What you need to know:
- He spoke on Wednesday evening as he received two-time Boston Marathon champion Moses Tanui who paid a courtesy call at Nation Centre.
- Tanui is also the first man to run a sub one-hour half marathon (59 minutes and 47 seconds on April 3, 1993, in Milan).
The Nation Media Group (NMG) will soon roll out mentorship programmes to highlight the achievements of Kenya’s sports legends, building on their success to inspire the future generation of stars.
NMG’s Chief Executive Officer Stephen Gitagama said Kenyan sportspeople remain uncelebrated at home despite their impeccable role as the country’s ambassadors, a trend that needs to be reversed for posterity.
“We are extremely proud of our athletes, especially those who have transformed themselves to remain relevant after their careers in competition. The young ones need to learn from this success to build their careers,” Gitagama said.
He spoke on Wednesday evening as he received two-time Boston Marathon champion Moses Tanui who paid a courtesy call at Nation Centre.
Tanui is also the first man to run a sub one-hour half marathon (59 minutes and 47 seconds on April 3, 1993, in Milan).
He also won the world 10,000 metres title at the Tokyo World Championships in 1991, only one of three Kenyans to achieve this feat, the others being Charles Kamathi (Edmonton, 2001) and Paul Kipkoech (Rome, 1987).
Bizarrely, Kenya has won only one gold medal over the 25-lap distance at the Olympic Games – through Naftali Temu at the 1968 Mexico Games.
Tanui, a founding director of the Eldoret City Marathon, said he’s happy to partner with NMG in promoting athletics at primary school level where he will mentor young stars in a programme to be run jointly with NMG.
“The media needs to build sportspeople. Outside Kenya, sportspeople are given more respect than that they are accorded at home,” Tanui reflected.
“In fact, there are only two types of persons the national anthem is played for beyond our borders – the President and sportspeople whenever they are on the podium,” Tanui added, with a touch of humour.
The distance running legend, who won the Boston Marathon in 1996 and 1998, noted that sports is a vehicle that brings people together and ought to be accorded better recognition.
“In 2008, for instance, the Beijing Olympic Games brought the country together even at a time when the country was going through difficult moments,” he said.
“Also, you all saw how united we were in triumph when Eliud Kipchoge broke the two-hour barrier in the marathon during the INEOS 1:59 Challenge in Vienna in 2019.”
Gitagama, an ardent follower of sport, appealed to the successful retired athletes to make time to inspire the young generation of runners and teach them, among other issues, the importance of running clean.
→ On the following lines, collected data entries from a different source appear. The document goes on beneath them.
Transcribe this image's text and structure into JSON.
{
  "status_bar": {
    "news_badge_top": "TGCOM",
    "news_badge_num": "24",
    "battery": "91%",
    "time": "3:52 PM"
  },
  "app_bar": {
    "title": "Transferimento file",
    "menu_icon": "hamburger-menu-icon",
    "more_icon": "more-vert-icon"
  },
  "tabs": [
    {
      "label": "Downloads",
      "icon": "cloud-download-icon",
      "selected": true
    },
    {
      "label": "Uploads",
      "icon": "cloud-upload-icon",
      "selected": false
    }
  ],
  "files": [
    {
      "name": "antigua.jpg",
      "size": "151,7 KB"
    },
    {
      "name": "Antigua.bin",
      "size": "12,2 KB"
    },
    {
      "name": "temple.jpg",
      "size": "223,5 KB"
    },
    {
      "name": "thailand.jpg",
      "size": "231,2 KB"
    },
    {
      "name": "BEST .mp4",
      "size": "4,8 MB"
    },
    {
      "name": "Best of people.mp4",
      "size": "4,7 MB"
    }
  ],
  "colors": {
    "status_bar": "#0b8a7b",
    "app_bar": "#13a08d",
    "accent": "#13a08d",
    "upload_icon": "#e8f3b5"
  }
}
“It’s disappointing to see senior athletes banned for doping while they would actually still win without using performance-enhancing substances. These athletes continue to spoil the hard-earned reputation of Kenya and a sporting giant,” the CEO - who was accompanied by NMG’s Head of External Affairs and Marketing Clifford Machoka and Commercial Manager Mercy Kamunya - pointed out.
“If the athletes are not well educated while they are still young, in primary school, they they will go astray,” Gitagama said.
“The Nation Media Group will continue to offer coverage to highlight these young stars on our platforms because this is how scouts will pick them and develop their careers.
“We shall use our platforms to tell society the value of sports. We shall work closely with the county governments and the education sector on this.”